Sin dall’inizio si è percepito qualcosa di particolare nel suono, una ricchezza di sfumature ed una profondità insolita: si è appreso dopo che a Bartsch era stato affidato uno Steinway degli anni ‘20 che probabilmente nella sua secolare carriera per la prima volta vedeva manovre e interventi del genere messo in atto dal pianista svizzero: una nota di merito e di plauso a chi coraggiosamente ha messo a disposizione uno strumento così raro e prezioso, che ha fatto la sua parte nella riuscita e nella magia del set.
La sorprendente varietà timbrica generata dagli interventi percussivi e di manipolazione diretta delle corde ha generato delle secche transizioni attraverso atmosfere marcatamente diverse. La forte dialettica interna della musica ha conosciuto picchi e climax di intensità e dinamica veramente importanti, determinando dei momenti che mi viene solo da definire cataclismatici. In ciò si misura soprattutto la distanza del pianista da certe estetiche minimalistiche.
L’abilità di Bartsch nel generare delle autentiche ed improvvise epifanie sonore sul finire del concerto ha prodotto una piccola meraviglia: una frase secca e martellante, un’ostinato inconfondibile e per un minuto è apparso lui:

….. un cugino primo che jazzmen e jazzofili dovrebbero frequentare spesso.

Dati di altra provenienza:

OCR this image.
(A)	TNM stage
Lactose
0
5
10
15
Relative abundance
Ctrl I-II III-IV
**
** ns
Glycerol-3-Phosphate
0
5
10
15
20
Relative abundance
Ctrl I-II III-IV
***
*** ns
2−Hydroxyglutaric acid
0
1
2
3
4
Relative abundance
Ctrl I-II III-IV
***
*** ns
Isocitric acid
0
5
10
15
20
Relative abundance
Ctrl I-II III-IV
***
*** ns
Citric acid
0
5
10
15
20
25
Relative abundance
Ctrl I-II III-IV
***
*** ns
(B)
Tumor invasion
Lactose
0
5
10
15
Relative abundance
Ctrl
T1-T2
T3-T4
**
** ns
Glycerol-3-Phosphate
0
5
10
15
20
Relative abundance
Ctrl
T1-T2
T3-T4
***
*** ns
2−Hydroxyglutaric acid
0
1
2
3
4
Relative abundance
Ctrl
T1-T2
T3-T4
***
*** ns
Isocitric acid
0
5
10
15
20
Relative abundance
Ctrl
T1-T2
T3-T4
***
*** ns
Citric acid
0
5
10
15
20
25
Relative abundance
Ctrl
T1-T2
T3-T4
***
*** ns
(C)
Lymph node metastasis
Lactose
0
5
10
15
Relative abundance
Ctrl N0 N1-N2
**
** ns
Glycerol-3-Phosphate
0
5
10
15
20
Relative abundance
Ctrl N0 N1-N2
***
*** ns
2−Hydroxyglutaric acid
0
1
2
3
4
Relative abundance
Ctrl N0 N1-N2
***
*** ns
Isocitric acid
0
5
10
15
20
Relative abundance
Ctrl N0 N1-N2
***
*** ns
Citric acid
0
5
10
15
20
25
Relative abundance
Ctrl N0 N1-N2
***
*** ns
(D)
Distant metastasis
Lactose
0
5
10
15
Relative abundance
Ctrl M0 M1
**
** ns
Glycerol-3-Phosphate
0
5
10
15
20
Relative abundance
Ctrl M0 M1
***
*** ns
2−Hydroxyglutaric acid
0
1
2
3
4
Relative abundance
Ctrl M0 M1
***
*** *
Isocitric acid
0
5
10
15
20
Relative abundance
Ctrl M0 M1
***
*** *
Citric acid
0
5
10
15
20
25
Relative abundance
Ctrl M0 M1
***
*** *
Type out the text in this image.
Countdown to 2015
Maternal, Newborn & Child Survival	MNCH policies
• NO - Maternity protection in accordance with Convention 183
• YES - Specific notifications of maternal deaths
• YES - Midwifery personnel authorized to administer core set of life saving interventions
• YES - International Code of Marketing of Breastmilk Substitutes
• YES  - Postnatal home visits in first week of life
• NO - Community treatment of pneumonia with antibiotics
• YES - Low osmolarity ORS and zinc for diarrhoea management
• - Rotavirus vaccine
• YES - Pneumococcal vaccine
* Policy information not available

Il set sì è concluso in modo abbastanza asciutto e secco, che solo dopo un significativo momento di sospensione ha riportato gli ascoltatori su di un piano di realtà quotidiana. Personalmente in quell’istante mi ha colto un flash che veniva da anni lontanissimi: l’ascolto in condizioni fortunose e disagiate come poche di un concerto in solo di Cecil Taylor. Come in quel precedente ormai remoto, anche nel caso della musica di Bartsch è apparsa chiara la irrinunziabile dimensione di esperienza fisica richiesta da alcune musiche, una caratteristica sempre più rara e difficile da trasmettere nelle condizioni odierne. Ragione di più per afferrare al volo esperienze intense come quelle della mattinata al S.Andrea, che ha già un suo posto nel mio piccolo album dei ricordi. Milton56
Notevole scenografia, ma non la baratterei mai con la magia del S.Andrea in cui la musica dominava allo stato puro
Nik Bartsch: un nome che non dimenticherò. Grazie per la bella mattinata (mi sembra di capire).